Images of signs from the London March appear
Eleanor: The best banner I saw at the march was ‘where’s teresea?’
Images of those banners appear on the screen behind her.
That summed it up for we have a female prime minister who has made life consistently hard for all women, especially BAME and working class women.
Images of Theresa May holding Donald Trump’s tiny baby hand, as she walks him down a ramp are projected behind at the back of the stage.
Yeah… I’m quite militant… but its genuinely upsetting…because I am a white lower-middle class woman with a decent day job and 50% of the time, I’m still treated like a child. And don’t get me started on women writers…only 17% of all theatre produced in the uk if by women… drives me insane but yes….
My partner came with me and was very upset by the lack of men there. He was raised by divorced woman, and by women he just didn’t understand why men didn’t see the sexism around them and how a masculine voice is needed to campaign for women’s right.
She realises that all the other women on stage have turned to face her.
(Sheepishly) End Rant.
The other women applaud her, they being Eleanor down to the centre of the stage. Lights up.

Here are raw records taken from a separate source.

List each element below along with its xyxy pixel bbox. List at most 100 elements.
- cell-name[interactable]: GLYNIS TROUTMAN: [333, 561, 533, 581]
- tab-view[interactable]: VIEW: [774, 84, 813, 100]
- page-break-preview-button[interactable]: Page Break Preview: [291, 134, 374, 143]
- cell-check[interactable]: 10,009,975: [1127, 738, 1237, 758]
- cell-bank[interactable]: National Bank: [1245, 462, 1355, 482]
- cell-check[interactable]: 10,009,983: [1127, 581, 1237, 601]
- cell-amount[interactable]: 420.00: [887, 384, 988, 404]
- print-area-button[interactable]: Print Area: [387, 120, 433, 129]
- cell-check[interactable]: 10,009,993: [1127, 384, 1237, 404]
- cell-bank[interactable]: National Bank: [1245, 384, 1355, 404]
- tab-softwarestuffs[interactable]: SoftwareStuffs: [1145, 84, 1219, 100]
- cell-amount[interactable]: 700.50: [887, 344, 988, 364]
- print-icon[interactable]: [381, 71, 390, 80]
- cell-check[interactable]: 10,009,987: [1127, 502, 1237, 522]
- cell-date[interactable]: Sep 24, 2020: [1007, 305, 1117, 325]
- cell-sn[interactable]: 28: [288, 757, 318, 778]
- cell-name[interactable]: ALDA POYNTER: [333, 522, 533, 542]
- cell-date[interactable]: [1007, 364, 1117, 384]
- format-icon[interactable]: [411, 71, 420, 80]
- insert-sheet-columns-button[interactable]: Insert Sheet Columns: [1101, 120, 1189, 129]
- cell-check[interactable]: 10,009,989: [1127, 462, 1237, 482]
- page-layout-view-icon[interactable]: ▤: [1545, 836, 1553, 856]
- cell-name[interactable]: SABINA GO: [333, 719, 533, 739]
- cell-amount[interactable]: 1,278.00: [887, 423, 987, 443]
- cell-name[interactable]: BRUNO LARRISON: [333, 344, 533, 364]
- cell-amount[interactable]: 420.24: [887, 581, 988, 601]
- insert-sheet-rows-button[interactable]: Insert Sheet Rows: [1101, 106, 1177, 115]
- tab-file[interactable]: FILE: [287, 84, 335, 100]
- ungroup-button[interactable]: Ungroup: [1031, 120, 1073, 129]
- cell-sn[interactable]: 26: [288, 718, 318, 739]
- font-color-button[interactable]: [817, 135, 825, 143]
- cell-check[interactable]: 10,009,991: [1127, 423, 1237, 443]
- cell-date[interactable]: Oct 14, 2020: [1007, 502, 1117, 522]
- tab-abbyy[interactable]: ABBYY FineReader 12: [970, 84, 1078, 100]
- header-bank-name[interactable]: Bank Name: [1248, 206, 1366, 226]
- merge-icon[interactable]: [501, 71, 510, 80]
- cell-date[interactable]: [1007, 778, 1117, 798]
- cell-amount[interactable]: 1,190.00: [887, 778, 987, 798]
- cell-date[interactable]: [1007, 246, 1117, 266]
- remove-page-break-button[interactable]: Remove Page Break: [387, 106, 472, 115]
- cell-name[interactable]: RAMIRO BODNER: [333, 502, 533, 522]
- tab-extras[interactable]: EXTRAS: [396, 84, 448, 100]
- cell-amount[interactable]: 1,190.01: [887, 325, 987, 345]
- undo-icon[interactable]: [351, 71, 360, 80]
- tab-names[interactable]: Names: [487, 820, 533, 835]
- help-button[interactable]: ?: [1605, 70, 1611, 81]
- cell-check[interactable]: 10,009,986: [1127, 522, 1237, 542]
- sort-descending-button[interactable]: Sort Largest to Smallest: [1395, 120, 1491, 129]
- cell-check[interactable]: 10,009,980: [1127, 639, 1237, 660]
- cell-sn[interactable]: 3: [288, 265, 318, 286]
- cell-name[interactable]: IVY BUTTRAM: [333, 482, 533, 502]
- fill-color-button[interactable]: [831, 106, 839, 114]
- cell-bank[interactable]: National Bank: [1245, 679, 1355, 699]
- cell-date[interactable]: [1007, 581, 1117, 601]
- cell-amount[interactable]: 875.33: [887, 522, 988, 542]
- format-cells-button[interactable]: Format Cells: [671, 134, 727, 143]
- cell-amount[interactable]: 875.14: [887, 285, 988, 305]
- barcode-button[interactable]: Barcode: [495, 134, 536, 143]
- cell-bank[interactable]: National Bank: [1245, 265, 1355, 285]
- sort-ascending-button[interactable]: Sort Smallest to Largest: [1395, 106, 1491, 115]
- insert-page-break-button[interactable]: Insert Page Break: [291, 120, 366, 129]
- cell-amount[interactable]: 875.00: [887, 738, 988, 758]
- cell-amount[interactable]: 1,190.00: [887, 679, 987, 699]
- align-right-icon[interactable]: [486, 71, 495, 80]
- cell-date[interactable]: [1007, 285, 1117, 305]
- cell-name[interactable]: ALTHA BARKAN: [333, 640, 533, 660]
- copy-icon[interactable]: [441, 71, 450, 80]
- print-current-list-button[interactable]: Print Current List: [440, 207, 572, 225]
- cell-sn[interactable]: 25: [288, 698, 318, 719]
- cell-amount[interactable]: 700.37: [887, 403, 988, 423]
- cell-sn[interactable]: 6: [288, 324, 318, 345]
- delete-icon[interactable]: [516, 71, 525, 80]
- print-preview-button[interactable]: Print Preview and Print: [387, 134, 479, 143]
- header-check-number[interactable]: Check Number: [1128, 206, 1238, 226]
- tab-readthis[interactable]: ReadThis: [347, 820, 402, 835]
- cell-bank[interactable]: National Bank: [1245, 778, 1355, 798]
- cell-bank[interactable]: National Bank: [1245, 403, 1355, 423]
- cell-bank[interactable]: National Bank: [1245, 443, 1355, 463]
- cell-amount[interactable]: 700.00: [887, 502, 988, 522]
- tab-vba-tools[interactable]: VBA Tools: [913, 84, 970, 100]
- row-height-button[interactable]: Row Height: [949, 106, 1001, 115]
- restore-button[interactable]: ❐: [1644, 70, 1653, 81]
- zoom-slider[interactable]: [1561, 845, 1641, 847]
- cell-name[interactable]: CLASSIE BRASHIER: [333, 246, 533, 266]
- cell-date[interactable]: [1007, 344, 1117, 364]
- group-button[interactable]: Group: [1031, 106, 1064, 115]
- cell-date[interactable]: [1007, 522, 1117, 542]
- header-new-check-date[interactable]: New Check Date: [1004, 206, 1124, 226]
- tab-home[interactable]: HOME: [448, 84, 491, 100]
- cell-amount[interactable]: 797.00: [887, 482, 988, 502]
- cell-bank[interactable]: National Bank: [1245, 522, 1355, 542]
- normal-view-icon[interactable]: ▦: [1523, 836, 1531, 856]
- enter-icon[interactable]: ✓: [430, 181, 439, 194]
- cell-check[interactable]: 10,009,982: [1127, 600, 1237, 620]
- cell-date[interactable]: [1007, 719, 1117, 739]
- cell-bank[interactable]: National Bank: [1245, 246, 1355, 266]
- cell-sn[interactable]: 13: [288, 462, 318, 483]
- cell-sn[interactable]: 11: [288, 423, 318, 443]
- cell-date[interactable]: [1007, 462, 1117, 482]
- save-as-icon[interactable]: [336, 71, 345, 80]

Renee: There is a further march for women in London on 5th March, and I encourage everyone to participate, if only to soak up the positive energy of solidarity – come join us!
Babs: We’ll always march.
Liberty: It’s not just thumbs up on a Facebook post. I like to feel like in some tiny way I am helping that fight, I’m showing support for women here and in every country, some who are better off but many who are worse off than me. Also, who doesn’t love a good sign. I purposely made mine while other people watched Trump’s inauguration; it felt like a personal little “fuck you” to that shit storm that night.
Lights slowly down, as projections of the march once again appear on the screen behind them, this time with increasing sound, encapsulating the size and scale of the marches, and the sheer amount of people that took part in them.